30 janvier 2014
Bureau de tourisme et congrès de Saint-Hyacinthe
Le directeur général se fait montrer la porte
Par: Le Courrier

Le Bureau de tourisme et congrès de Saint-Hyacinthe (BTC) a congédié son directeur général, Sylvain Laliberté, en poste depuis neuf ans. Cette décision est en vigueur depuis le 16 janvier et a été annoncée cette semaine.

Publicité
Activer le son

La direction du BTC n’a pas voulu préciser la nature du congédiement puisque le dossier est présentement entre les mains de firmes d’avocats, de part et d’autre.

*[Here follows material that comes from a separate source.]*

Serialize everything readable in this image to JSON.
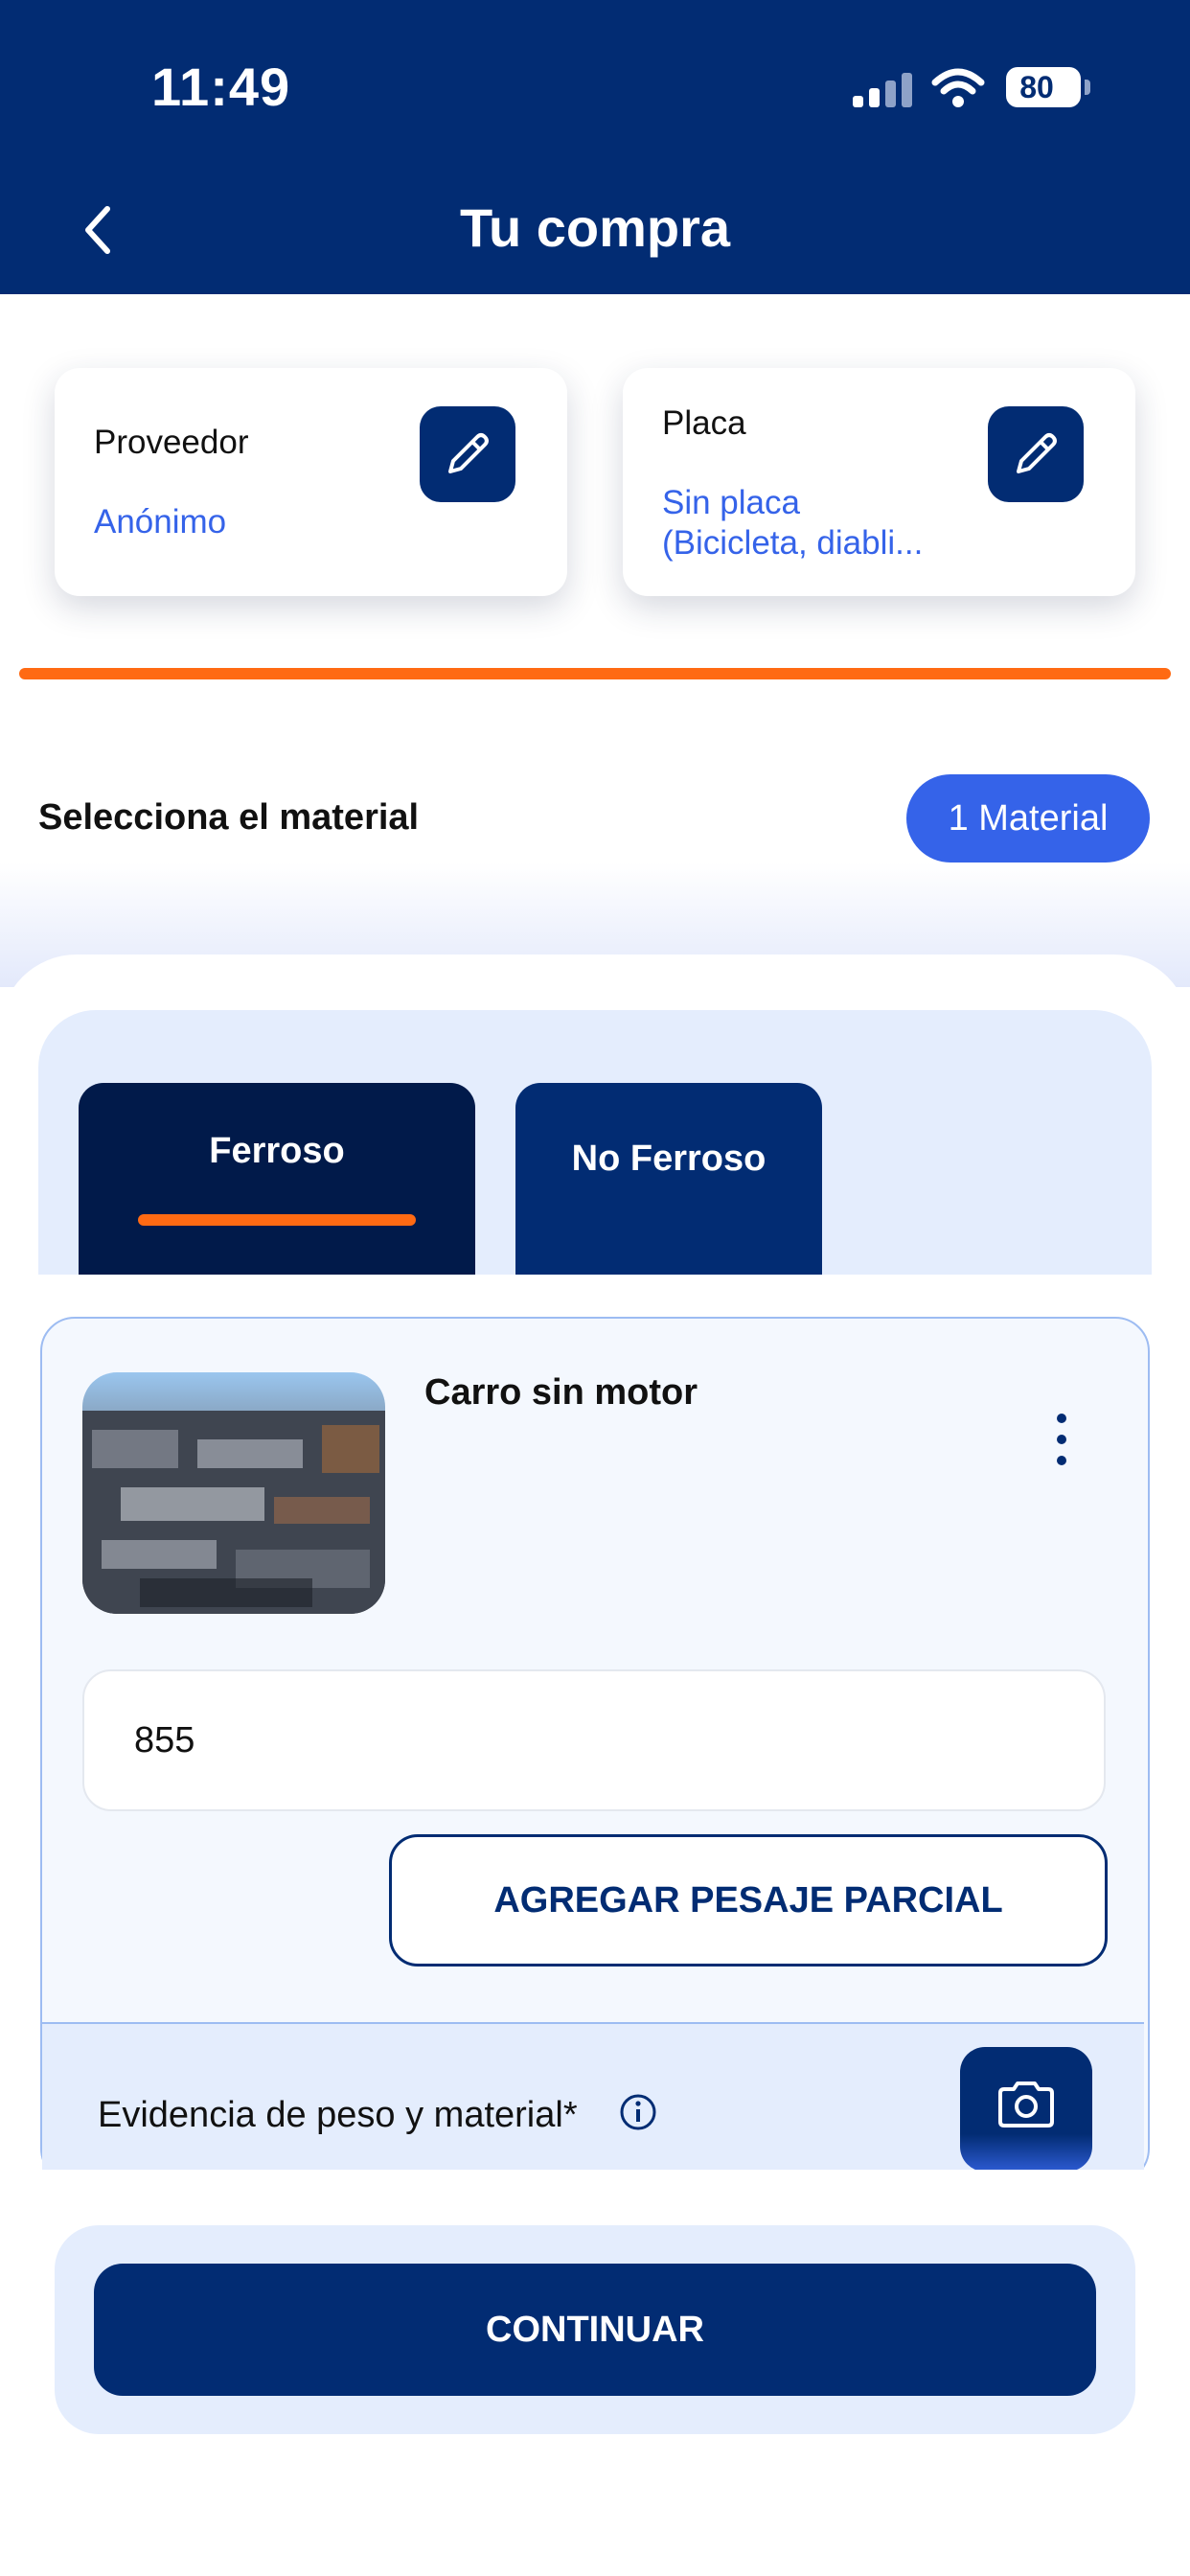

Les procédures judiciaires ont été engagées par Sylvain Laliberté, a soutenu le président du BTC, Steve Deslauriers. Rejoint par LE COURRIER à son domicile, l’ex-directeur général a lui aussi refusé de commenter la situation. Il a toutefois rappelé qu’il y avait toujours « deux côtés à une médaille » et espère que les procédures se dérouleront dans le respect. L’intérim du poste de directeur général est assuré depuis la mi-janvier par Isabelle Cordeau, employée par le BTC à titre d’adjointe au tourisme. Son travail dans le cadre de ses fonctions temporaires a d’ailleurs été reconnu par Steve Deslauriers en conférence de presse. « Nous nous assurons que les opérations du BTC se poursuivent malgré la période de recrutement. Le nouveau directeur général devrait entrer en fonction d’ici trois semaines environ », a expliqué le président du BTC. La période de candidature se terminait le 29 janvier et selon M. Deslauriers, plus d’une trentaine de candidatures auraient été reçues. Isabelle Cordeau a cependant indiqué qu’elle n’avait pas postulé pour diverses raisons professionnelles et personnelles.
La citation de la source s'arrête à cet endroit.